# Graphic designer Ángel González dies from Covid, he was artistic subdirector of the newspaper Juventud Rebelde

**Date:** 08/01/2021

COVID-19 has just taken from us at the age of 81 Ángel González González. Angelito simply, one of the great designers of that Juventud Rebelde of the twentieth century without internet or web, but very gregarious and bohemian, with a newsroom full of emotions and concerns in a permanent commotion between text and image.

Angelito converting our pages into seductive incitements, by sheer line count, by sheer pica, that unit of measurement for columns that almost no one remembers anymore, just as the enticing smell of lead from the workshops has been lost. Angelito always defending from then on the initiatory power of visuality. "Beauty enters first through the eyes, in a pan," he confessed to me one night, during a stormy closing in the middle of a hurricane.

Angelito thus became artistic subdirector of Juventud Rebelde. A sentinel of what enters through the eyes.
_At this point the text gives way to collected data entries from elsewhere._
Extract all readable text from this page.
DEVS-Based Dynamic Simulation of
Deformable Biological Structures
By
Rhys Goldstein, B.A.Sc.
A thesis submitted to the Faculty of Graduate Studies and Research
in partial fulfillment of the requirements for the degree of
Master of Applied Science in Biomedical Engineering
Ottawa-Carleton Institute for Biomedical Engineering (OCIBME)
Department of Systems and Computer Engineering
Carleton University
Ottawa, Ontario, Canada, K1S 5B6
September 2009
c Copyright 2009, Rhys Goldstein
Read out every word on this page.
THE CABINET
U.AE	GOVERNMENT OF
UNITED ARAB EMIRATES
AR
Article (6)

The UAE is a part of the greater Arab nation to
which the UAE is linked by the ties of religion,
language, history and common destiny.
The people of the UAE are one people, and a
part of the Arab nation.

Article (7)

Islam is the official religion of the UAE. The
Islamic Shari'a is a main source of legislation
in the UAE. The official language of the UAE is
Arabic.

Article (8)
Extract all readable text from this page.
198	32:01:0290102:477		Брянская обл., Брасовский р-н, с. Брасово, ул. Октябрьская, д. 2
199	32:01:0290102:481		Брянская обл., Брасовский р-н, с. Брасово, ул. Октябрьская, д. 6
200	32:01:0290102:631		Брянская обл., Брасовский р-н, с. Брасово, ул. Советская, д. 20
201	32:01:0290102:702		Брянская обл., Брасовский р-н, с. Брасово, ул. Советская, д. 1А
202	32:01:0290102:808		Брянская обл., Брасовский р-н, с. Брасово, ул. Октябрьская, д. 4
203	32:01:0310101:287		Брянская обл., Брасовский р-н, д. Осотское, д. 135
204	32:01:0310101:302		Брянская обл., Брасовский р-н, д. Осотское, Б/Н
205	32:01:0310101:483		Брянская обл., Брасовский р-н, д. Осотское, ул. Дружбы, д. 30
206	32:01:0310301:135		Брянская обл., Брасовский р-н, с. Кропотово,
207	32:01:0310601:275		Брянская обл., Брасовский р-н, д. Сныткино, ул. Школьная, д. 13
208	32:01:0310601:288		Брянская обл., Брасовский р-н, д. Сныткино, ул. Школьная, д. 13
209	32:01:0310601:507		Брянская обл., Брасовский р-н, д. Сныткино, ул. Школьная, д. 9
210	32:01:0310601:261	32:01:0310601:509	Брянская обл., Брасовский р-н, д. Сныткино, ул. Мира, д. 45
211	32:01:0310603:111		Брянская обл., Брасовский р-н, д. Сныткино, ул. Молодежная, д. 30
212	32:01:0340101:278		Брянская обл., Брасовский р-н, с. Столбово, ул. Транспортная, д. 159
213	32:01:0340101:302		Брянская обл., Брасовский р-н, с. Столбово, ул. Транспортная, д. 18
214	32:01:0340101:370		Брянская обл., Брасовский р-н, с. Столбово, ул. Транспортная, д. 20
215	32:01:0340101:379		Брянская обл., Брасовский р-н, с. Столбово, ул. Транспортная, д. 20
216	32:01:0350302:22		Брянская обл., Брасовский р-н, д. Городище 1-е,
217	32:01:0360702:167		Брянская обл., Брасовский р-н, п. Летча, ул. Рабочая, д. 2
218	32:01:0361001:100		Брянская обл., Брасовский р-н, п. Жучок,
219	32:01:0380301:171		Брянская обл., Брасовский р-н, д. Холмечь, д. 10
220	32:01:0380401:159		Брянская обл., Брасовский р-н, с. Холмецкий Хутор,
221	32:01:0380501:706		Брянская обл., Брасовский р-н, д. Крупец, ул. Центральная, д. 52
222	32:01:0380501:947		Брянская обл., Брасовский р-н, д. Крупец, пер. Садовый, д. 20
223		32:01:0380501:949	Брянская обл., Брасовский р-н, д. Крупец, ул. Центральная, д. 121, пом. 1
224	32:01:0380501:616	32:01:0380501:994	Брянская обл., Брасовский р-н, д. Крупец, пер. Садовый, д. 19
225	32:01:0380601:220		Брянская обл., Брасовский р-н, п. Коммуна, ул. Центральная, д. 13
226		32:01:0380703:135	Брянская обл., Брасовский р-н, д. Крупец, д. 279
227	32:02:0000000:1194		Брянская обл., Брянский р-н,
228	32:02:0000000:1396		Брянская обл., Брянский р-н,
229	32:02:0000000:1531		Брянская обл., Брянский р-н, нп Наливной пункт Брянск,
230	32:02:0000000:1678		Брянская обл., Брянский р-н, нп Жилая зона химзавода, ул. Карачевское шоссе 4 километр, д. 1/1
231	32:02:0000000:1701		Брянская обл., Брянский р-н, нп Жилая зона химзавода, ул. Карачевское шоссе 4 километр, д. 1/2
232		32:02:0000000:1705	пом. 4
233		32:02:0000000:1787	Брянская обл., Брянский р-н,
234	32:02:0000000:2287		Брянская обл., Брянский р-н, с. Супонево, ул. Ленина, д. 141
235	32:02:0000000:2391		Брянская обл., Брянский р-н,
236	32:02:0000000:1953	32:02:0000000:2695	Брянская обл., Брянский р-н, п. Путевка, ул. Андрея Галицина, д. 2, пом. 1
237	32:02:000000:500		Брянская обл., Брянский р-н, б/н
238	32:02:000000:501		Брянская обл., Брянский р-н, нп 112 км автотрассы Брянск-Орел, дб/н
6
Angelito taught us with his deliberateness in those holiday closings, that the newspaper, precisely because it's in a hurry, must be dressed slowly and with composure. Angelito concentrated on the forms of presenting the daily. Absorbed in the exact fit, in the precise balance between text and image. Angelito disciplined and tenacious, with that phlegm that hid so much passion.

After retiring, from time to time he would burst into the newsroom, as if nostalgia were killing him, and he wanted to return to those happy years of closing the newspaper at the exact hour, so that it would open in people's taste at dawn. And one hurried along, as if one day we wouldn't go to that same corner, didn't dedicate all the time to him, to evoke together those happy years without the competition of postmodern immediacy, of the here and now that devours us in the mere flash of the news: that permanent defloration of reality.

He would arrive with that same demeanor of a good man, of a great father and excellent colleague, to tell you that he was active on social networks, and with obsessive desires to write the history of Juventud Rebelde, the one that swallowed so many singular destinies like his own, in different eras.